Im Gespräch mit Vlasta Kubušová - Gründerin von cp!s
Was ist Ihre Gründungsidee?
Aktuell möchten wir ein neues Produkt einführen - Brillenrahmen aus biobasiertem, abbaubarem Granulat mit Einsatz von natürlichen Pigmenten. Dieses Produkt soll die Aufmerksamkeit auf die Problematik von Erdöl-basierter Kunststoffproduktion richten. Die Nebentätigkeiten sind Workshops und Beratung: Interessierte Firmen können von dem Service der Beratung im Umgang mit Bio-Kunststoffen Gebrauch machen. In diesem Jahr werden wir zum Beispiel in Kooperation mit einem Festival einige Produkte herstellen, die man am Ende alle zusammen kompostieren könnte.
Unser Fokus liegt vor allem auch darin, zu beweisen, dass nachhaltige Produkte anziehend und modisch sein können, anstatt einer Öko-Ästhetik zu folgen, die wir bei zu vielen Labels beobachten können. Wir wollten Ready-to-Wear biobasierte Produkte gestaltet und in konstantem Dialog mit Wissenschaft und Industrie bleiben.
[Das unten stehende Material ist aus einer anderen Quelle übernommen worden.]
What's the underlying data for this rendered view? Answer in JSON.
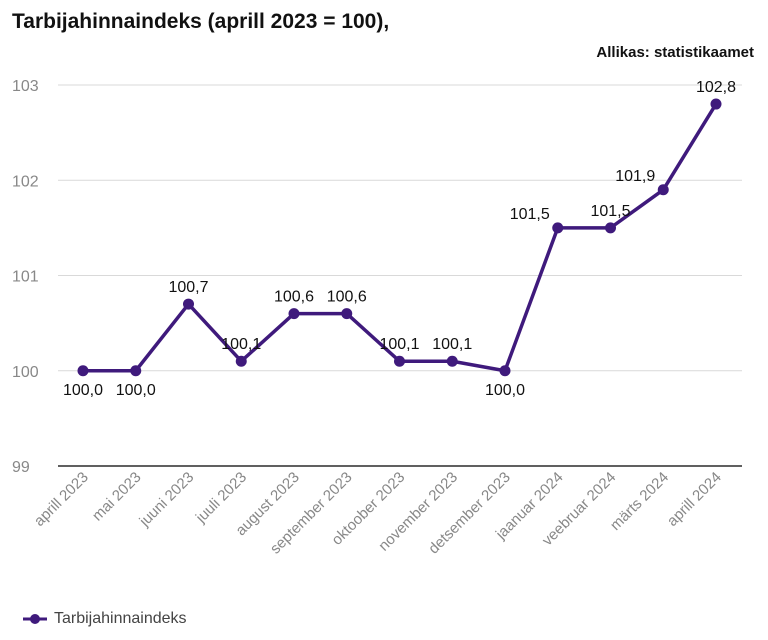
{
  "source": "Allikas: statistikaamet",
  "colors": {
    "series": "#3f1a7c",
    "grid": "#d9d9d9",
    "axis": "#000000",
    "tick": "#888888"
  },
  "chart_data": {
    "type": "line",
    "title": "Tarbijahinnaindeks (aprill 2023 = 100),",
    "xlabel": "",
    "ylabel": "",
    "ylim": [
      99,
      103
    ],
    "yticks": [
      "99",
      "100",
      "101",
      "102",
      "103"
    ],
    "grid": true,
    "legend_position": "bottom-left",
    "categories": [
      "aprill 2023",
      "mai 2023",
      "juuni 2023",
      "juuli 2023",
      "august 2023",
      "september 2023",
      "oktoober 2023",
      "november 2023",
      "detsember 2023",
      "jaanuar 2024",
      "veebruar 2024",
      "märts 2024",
      "aprill 2024"
    ],
    "series": [
      {
        "name": "Tarbijahinnaindeks",
        "values": [
          100.0,
          100.0,
          100.7,
          100.1,
          100.6,
          100.6,
          100.1,
          100.1,
          100.0,
          101.5,
          101.5,
          101.9,
          102.8
        ],
        "labels": [
          "100,0",
          "100,0",
          "100,7",
          "100,1",
          "100,6",
          "100,6",
          "100,1",
          "100,1",
          "100,0",
          "101,5",
          "101,5",
          "101,9",
          "102,8"
        ]
      }
    ]
  }
}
Die wissenschaftliche Recherche und modische Relevanz steht bei uns im Vordergrund.
Warum haben Sie sich genau für dieses Produkt entschieden?
Während unseres Studiums hat uns die Recherche in Richtung Produktion und Überkonsum in der Modeindustrie auf die Idee gebracht, dass Bioabbaubarkeit ein Problem unerwartet lösen kann: die ständige Nachfrage nach Neuem, die das kapitalistische System ausmacht, aber nun ohne den Nachteil von Resten bzw. Abfall. Sie bringt eine Aussicht auf ökologische und soziale Fast Fashion mit sich, mit Produkten, die am Ende mal Pflanzen düngen werden. Der Verbraucher wird demnach das Kleidungsstück/Accessoire nicht mehr nach nur einer Saison entsorgen oder verstauen müssen. Man kompostiert das Produkt am Ende seines “Lebens” und darf sich der Lust hingeben, wieder zu konsumieren.
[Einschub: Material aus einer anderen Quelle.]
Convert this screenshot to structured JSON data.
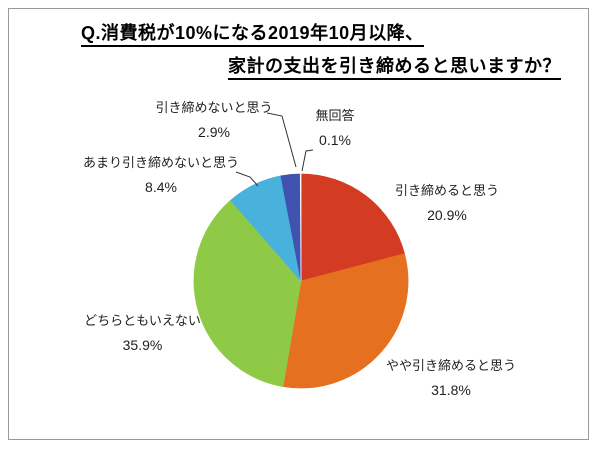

Brillen gehören zu der Kategorie von Modezubehör, welche den Trends der Modebranche unterliegt und sich von hochwertiger handgefertigter Klasse zu den billigen Massenprodukten unterscheidet. Für dieses Produkt und unser Material haben wir eine Produktionstechnologie entwickelt, die uns ermöglicht, unser Know-How direkt am funktionalen Produkt zu testen. Bis jetzt werden biobasierte Kunststoffe hauptsächlich für Verpackungen benutzt. Unsere Strategie ist es, dieses vergängliche Material in der Produktion von hochwertigen und persönlichen Produkten zu verwenden.
Was unterscheidet Sie von anderen nachhaltigen Materialentwicklungen?
Unsere Innovation liegt hauptsächlich in der Kombination von dem von uns verbesserten Biokunststoff und der kreativen Integration in Designprodukte. Durch unsere Experimente haben wir die Eigenschaften des Materials so verändert, dass das Material sehr geeignet für Produkte ist, die keine Nischenposition besetzen wollen, sondern auch einen breiteren Markt ansprechen.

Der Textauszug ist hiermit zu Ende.